“父親,你永遠都是這樣。用為我好的名義,替我決定一切。”黎悅抬手,用力擦掉臉上的淚水,眼神變得前所未有的堅定。
“但是,我無法接受。”她深吸一口氣,彷彿要將積壓在胸口的鬱結全部撥出,“我無法接受你用欺騙和操控的方式來愛我,無法接受你把我,把萊維,都當做你棋盤上的棋子。”

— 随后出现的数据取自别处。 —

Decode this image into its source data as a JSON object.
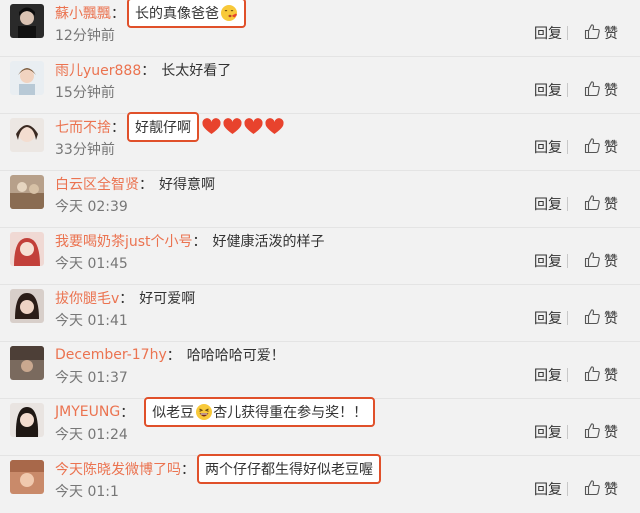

“我是你的女兒,但我首先是我自己,媽媽說過,我名字裡的悅是開心的‘悅’,也是喜悅的‘悅’,她希望我能快樂。”
她邊說邊緩緩後退,一步步拉開了和查爾斯之間的距離。
“你從來沒有問過我,我想做什麼。現在我可以告訴你了。”
黎悅眼尾泛紅,長睫上還沾著淚珠,“我不想成為世界著名的鋼琴家,那是媽媽的夢想,不是我的。我也不想活成你期望中的那個莫里斯繼承人模板。”
“我會選擇我自己想走的路。也許那條路崎嶇不平,佈滿荊棘,但那是我自己選擇的,就算摔得頭破血流,我也認了。”
說完,黎悅不再看查爾斯瞬間蒼白的臉色,決絕地轉身,毫不猶豫地走向書房門口。
“伊莎!”查爾斯眉頭一蹙,猛地提高聲音,“站住!”
黎悅的腳步頓了一下,卻沒有停留,伸手握住了門把手。
“阿爾弗雷德!”
見好似沒聽見般就要離開,查爾斯對著剛開啟一道縫隙的門厲聲喝道:“看好小姐!沒有我的允許,不准她離開莊園半步!”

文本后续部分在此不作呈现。